Hands-on approach

A research team has unveiled gesture control technology claimed to be cheap and simple enough to be integrated into a wide range of everyday consumer electronics.


A research team has unveiled gesture control technology claimed to be cheap and simple enough to be integrated into a wide range of everyday consumer electronics.

The Fraunhofer Institute for Digital Media Technology team has developed pattern recognition software that helps computers understand human gestures. Project manager Valiantsin Hardzeyeu said the software, GestureID, can be easily integrated into any type of video camera and installed inside such devices as PCs, TVs and satnav devices.

‘Our work is based on optical pattern recognition,’ he said. ‘This technique mimics the way humans see things.’

His team modelled vision processes from the point where the photons hit the retina to the stage at which they are processed in the visual cortex.

The system works with a standard webcam that records the surrounding environment. The GestureID software detects if there are any human hand or hands in the frame. If there are, the system filters out all unnecessary information, extracting only the human hand/hands from the initial image.

The system then performs the recognition process, which is based on the gesture’s shape description.

‘At the moment we use five different types of hand signal to classify a certain gesture,’ said Hardzeyeu. ‘However, it is possible to extend this number to 12 easily.’

At the recognition process the system performs an action, which is defined for each gesture class. With a PC running Windows XP, for example, the system can perform up to 50 gesture detections/sec. ‘This means that even really fast pointing gestures could be easily detected by the system,’ he said.

The Fraunhofer team recently demonstrated how its technology could be used to control a video on a computer using an application such as Windows Media Player. Their computer, using a standard webcam, tracked the movement of a user’s finger.

When it pointed up, the video began streaming. When it slid to the right, it started to fast-forward. Similarly, when a finger slid to the left it rewound. The user can stop the video by pointing down.

Other technologies, such as Microsoft Surface, rely on more advanced versions of pattern recognition software. Microsoft’s coffee table surface computer allows multiple users to simultaneously manipulate digital content by natural motions, hand gestures or physical objects. Five cameras, incorporated in the machine’s housing, record movements on the table’s surface.

The Fraunhofer technology can only recognise simple human gestures, but it relies on only one standard camera so the entire system would be simple and cost-efficient to install in many everyday electronic devices.

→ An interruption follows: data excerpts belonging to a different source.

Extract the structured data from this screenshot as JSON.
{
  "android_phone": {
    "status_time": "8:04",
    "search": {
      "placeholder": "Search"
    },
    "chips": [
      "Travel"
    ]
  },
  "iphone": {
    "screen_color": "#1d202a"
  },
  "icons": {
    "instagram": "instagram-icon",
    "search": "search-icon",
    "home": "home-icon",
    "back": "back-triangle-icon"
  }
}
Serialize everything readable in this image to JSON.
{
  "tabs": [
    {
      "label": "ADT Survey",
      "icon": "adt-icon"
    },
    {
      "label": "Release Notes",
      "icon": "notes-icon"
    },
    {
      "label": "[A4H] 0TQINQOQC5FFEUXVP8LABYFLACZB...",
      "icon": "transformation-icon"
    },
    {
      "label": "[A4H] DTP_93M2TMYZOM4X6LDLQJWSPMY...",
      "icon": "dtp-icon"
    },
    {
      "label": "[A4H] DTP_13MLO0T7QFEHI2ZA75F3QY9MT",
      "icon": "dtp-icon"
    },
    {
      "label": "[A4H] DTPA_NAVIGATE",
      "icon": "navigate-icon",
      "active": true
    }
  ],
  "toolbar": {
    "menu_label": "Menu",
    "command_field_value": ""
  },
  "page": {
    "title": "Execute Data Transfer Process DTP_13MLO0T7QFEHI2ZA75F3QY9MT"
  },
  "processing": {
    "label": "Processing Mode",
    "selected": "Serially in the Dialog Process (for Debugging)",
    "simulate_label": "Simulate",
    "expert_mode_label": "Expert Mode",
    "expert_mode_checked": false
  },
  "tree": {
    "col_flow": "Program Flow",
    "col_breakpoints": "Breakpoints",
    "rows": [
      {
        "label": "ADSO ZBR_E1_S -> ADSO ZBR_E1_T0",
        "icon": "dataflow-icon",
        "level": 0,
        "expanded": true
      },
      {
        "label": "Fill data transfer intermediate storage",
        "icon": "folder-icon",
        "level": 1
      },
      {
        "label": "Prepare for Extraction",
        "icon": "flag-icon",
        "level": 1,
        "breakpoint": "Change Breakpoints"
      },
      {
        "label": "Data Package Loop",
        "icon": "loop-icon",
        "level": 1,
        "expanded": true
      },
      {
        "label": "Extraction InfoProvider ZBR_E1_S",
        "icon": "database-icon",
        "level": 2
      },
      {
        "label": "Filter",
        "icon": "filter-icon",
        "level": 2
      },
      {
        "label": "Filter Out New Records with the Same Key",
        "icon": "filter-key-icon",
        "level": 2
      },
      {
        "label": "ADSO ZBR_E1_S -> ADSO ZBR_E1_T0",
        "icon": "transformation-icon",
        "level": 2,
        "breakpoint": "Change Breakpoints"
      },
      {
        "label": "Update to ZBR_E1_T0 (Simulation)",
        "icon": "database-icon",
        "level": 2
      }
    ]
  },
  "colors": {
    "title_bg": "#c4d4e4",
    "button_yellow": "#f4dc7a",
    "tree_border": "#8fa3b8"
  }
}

One example, said Hardzeyeu, is when you wake up in the morning you could gesture ‘up’ and your coffee machine will prepare your drink.

It could also be used to simplify the way household electronics are operated. ‘You wouldn’t need a remote controllers for the VCR player, DVD player or TV set,’ said Hardzeyeu. ‘With gestures it would be possible to control all these devices.’

Another possibility would be to integrate GestureID in satnav devices. Hardzeyeu suggested the systems could be equipped with both gesture and voice recognition. ‘You’ll no longer have to fiddle with buttons,’ he said. ‘It will bring more functionality to the cars themselves.’

The team is currently working on designing a system that could easily be installed inside TV sets and other electronic equipment. The system would integrate GestureID with a field-programmable gate array or digital signal processor. Hardzeyeu said the most challenging part of the project was developing the software, and the rest should fall into place quite easily. He expects to have a product ready for commercialisation within a year.

‘We think it’s possible to integrate such a technology in every kind of electronic device such as TV sets and stereos,’ he said.